Estos estigmas no eran buscados, sino fruto de su oración incesante y penitencia. Pablo los ocultaba por humildad, temiendo vanagloria, y los ofrecía por la conversión de los pecadores. Su hermano Juan Bautista, cofundador, compartía esta intimidad espiritual, siendo confesores mutuos pese a sus temperamentos opuestos.1
Significado teológico y espiritual
En la tradición católica, los estigmas representan la imitación perfecta de Cristo sufriente, como enseña San Pablo Apóstol: «Me glorío en la cruz de nuestro Señor Jesucristo» (Gál 6,14).
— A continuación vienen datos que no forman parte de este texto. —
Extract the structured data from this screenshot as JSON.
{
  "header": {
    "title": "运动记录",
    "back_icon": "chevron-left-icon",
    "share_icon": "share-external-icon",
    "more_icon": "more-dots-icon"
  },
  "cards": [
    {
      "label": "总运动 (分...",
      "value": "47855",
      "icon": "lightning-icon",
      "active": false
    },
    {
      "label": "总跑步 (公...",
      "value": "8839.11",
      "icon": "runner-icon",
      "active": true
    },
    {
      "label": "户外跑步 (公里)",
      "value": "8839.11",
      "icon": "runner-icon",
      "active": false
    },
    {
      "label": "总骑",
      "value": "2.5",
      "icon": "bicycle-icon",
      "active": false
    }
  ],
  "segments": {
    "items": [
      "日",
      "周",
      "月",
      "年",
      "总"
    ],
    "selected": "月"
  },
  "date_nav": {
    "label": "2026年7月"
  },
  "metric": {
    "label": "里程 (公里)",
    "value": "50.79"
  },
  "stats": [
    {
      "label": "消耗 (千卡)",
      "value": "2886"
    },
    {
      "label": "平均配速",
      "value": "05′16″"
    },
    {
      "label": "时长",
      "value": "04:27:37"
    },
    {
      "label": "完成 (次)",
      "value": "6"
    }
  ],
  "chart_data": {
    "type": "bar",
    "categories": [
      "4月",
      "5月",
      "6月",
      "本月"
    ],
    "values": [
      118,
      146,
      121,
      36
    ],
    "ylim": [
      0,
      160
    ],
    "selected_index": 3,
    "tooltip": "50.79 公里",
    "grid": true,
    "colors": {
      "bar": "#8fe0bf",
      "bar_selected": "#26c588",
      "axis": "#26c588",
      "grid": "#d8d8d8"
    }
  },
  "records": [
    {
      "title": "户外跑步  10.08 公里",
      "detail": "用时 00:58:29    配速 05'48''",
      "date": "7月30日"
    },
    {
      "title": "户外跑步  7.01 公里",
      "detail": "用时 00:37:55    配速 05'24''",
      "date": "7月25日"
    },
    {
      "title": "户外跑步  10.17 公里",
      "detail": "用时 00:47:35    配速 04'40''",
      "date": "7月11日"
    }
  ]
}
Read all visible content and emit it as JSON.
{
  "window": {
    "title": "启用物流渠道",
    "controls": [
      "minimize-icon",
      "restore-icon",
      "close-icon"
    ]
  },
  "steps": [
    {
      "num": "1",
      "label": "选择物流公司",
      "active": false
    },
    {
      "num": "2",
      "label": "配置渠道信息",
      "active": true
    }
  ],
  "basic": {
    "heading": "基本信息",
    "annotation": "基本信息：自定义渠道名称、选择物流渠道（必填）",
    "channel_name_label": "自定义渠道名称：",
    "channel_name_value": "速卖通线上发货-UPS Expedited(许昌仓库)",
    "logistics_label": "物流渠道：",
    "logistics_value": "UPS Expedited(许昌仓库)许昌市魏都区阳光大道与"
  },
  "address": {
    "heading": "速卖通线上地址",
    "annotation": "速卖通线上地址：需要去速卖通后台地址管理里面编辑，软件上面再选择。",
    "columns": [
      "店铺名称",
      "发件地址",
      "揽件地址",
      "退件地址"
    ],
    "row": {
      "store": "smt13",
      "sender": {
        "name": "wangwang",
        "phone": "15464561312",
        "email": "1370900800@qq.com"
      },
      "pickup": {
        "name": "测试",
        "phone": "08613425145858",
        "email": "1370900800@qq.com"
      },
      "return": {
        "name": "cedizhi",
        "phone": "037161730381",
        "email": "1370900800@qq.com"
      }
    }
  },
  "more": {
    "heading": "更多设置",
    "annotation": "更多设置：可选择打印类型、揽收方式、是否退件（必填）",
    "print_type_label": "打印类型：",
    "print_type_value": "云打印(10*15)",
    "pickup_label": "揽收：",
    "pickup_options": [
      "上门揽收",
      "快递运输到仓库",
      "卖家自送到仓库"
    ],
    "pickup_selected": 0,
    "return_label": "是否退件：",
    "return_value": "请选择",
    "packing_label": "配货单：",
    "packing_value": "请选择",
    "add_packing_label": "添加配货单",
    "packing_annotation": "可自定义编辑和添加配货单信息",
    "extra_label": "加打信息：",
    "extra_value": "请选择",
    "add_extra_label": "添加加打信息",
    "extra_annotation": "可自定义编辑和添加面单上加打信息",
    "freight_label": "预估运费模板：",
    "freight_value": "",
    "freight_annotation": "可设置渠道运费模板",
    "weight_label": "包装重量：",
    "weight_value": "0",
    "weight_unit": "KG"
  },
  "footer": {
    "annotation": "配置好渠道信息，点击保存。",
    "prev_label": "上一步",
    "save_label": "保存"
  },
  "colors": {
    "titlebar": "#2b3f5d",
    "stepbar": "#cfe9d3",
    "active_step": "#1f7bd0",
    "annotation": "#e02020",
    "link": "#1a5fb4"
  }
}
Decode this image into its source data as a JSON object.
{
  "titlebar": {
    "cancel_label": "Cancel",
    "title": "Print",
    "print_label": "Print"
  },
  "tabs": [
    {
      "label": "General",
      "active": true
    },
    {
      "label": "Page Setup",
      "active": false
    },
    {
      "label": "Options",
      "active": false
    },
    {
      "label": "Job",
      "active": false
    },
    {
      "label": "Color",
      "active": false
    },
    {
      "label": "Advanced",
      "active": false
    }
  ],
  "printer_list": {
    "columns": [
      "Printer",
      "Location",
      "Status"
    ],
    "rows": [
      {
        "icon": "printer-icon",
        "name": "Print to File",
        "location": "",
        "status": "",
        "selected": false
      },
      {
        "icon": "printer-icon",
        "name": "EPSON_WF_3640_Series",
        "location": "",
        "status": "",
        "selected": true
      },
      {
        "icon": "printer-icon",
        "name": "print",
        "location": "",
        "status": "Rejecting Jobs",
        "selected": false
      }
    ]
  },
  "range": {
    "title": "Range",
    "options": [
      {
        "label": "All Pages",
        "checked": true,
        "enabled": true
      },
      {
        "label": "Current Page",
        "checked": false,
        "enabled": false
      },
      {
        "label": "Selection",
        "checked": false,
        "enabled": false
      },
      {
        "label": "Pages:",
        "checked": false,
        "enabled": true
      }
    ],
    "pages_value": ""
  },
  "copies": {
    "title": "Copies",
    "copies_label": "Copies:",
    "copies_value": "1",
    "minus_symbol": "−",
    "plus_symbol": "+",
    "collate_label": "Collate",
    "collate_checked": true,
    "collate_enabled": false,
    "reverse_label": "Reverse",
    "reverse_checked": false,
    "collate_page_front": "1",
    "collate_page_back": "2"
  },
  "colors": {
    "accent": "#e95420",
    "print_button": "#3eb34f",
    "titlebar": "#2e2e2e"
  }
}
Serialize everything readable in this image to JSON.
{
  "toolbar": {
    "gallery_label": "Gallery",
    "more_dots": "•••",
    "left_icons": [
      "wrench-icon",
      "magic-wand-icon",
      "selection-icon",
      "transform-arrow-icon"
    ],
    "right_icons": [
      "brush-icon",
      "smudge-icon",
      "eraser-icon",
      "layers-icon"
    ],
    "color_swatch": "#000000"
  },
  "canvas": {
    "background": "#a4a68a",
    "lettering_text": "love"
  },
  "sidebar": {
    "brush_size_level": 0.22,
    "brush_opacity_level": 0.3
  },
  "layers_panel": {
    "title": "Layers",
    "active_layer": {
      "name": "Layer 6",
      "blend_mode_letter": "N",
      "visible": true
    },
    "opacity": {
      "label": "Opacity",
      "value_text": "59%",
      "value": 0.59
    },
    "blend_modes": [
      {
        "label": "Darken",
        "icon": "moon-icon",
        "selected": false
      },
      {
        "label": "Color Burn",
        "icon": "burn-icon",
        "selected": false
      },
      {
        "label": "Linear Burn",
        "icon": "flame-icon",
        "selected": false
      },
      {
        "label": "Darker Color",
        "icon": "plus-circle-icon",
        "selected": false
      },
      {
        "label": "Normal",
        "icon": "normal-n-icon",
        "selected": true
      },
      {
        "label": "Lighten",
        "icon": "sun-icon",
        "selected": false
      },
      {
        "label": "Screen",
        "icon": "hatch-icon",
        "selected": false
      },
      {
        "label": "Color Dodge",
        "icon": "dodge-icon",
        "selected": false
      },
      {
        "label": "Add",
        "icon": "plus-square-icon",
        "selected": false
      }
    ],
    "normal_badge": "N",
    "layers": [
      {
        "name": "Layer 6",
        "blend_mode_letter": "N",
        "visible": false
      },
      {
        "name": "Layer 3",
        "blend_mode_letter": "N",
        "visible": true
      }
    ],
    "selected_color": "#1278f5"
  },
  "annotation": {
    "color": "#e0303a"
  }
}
Para San Pablo de la Cruz, fueron sello de su carisma passionista: revivir la pasión en cuerpo y alma para redimir almas.
Teológicamente, los estigmas confirman la doctrina de la comunión de los santos y los dones del Espíritu Santo (1 Cor 12). La Iglesia los examina con rigor para discernir autenticidad, evitando falsedades. En el caso de Pablo, su santidad probada —canonizado en 1867 por Pío IX— valida estos fenómenos como gracia divina.
Su humildad era tan profunda que, cuando Juan Bautista lo elogió una vez, impuso penitencia mutua, prohibiéndose acercarse hasta que el otro imploró perdón de rodillas.1
Esto resalta cómo los estigmas purificaban su alma, alineándolo con la kenosis crística.
Testimonios y milagros asociados
Durante sus misiones, Pablo profetizaba eventos, sanaba enfermos y aparecía en visión a distancia.1 Los estigmas intensificaron estos carismas: penitentes tocaban su hábito por reliquias, y se reportan curaciones al contacto con su sangre estigmática.
Tras su muerte en 1775 en Roma, a los 80 años, su cuerpo incorrupto y las llagas visibles confirmaron los estigmas. Clemente XIV le otorgó la basílica de Santos Juan y Pablo, aún servida por Passionistas.1 Milagros post-mortem, aprobados en su beatificación, incluyen sanaciones atribuidas a su intercesión.
Impacto en la devoción católica y legado
Los estigmas de San Pablo de la Cruz inspiran la espiritualidad passionista, extendida globalmente. Su instituto, aprobado definitivamente en 1769, enfatiza la cruz como camino de santidad. Devotos lo invocan por conversión y fortaleza en el sufrimiento.
En España, donde la devoción a la pasión es viva (Semana Santa), su figura resuena en cofradías y retiros. El Papa actual, León XIV, podría promover su ejemplo en encíclicas sobre la cruz.
Su diario espiritual de 1720 y cartas (editadas en 1924) revelan la fuente de sus estigmas: unión amorosa con Cristo.1
Controversias y estudio crítico
Aunque venerado, algunos historiadores cuestionan detalles hagiográficos por falta de biografías contemporáneas. Sin embargo, procesos de canonización y excavaciones (como en basílicas passionistas) apoyan su historicidad. Fuentes como Acta Sanctorum y estudios modernos (Premoli, Paschini) validan su vida.1
La Iglesia distingue estigmas auténticos de psicossomáticos mediante teología y medicina.
Conclusión
Los estigmas de San Pablo de la Cruz encapsulan su misión: hacer presente la pasión redentora. Invitan a los fieles a abrazar la cruz con alegría, como él: «¡Oh cruz mía, qué hermosa eres!». Su legado perdura en la Iglesia, recordándonos que el sufrimiento unido a Cristo fructifica en gloria eterna.